China promised this year it would allow U.S. payment card companies to run fully-owned units in China, but they still face pressure to form local joint ventures.
Lawmakers in Congress aim to introduce legislation broadening the review powers of the Committee on Foreign Investment in the United States (CFIUS), unnerved by Chinese efforts to acquire sensitive U.S. technology. Beijing complains CFIUS reviews are protectionist.
Talks on a bilateral investment treaty have sputtered. Washington wants China to cut a “negative list” of sectors where U.S. investment is prohibited, from financial services to telecommunications.
Chinese commodity importers are expected to sign deals to buy more U.S. soybeans and other agricultural products, building on an agreement in May.

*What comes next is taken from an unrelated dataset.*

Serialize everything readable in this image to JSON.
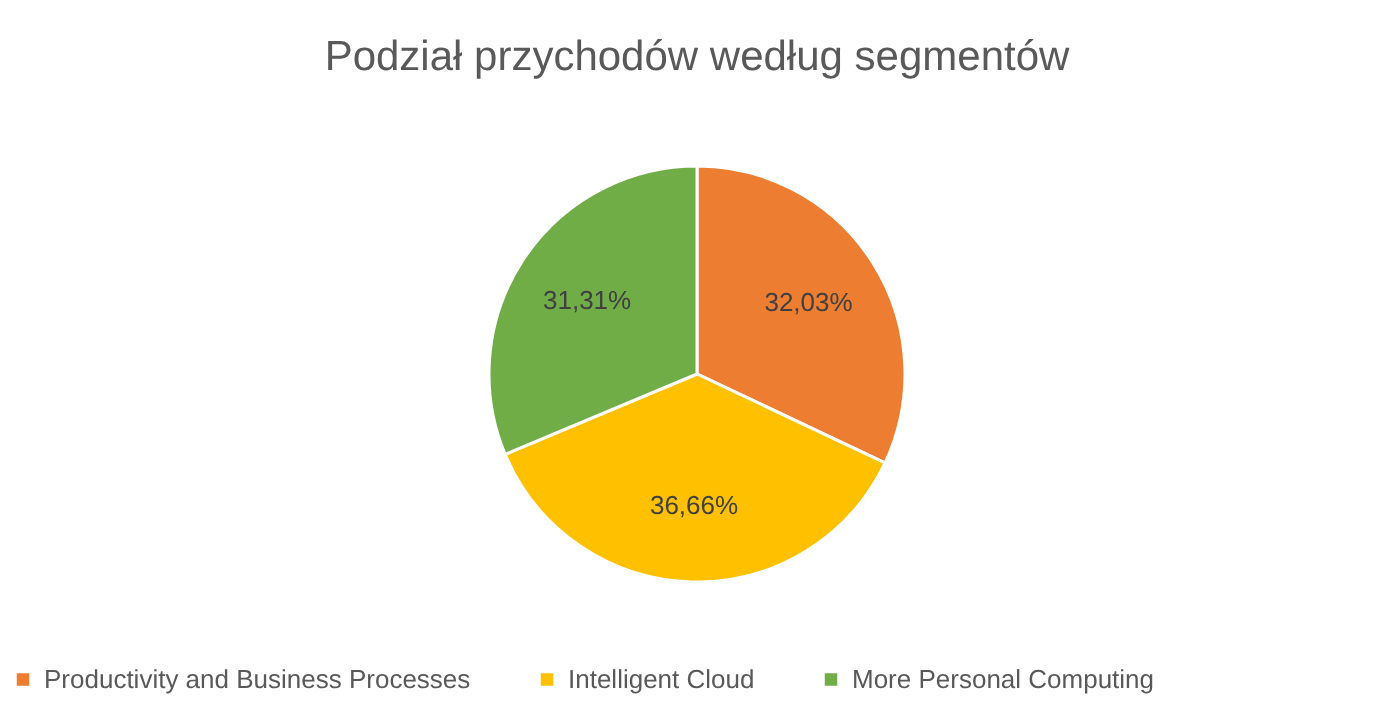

China is also expected to buy more U.S. beef, barley and dairy products, including cheese.
It would be the third such bilateral deal for agricultural products this year. China is the world’s top importer of soybeans and dropped a 14-year ban U.S. beef imports earlier this year.
U.S. gas exporters and traders are expected to sign a slew of deals during Trump’s visit, as they seek to grab a bigger chunk of the lucrative, growing business of selling the clean fuel to China. The world’s third-largest gas buyer is shifting away from dirty coal.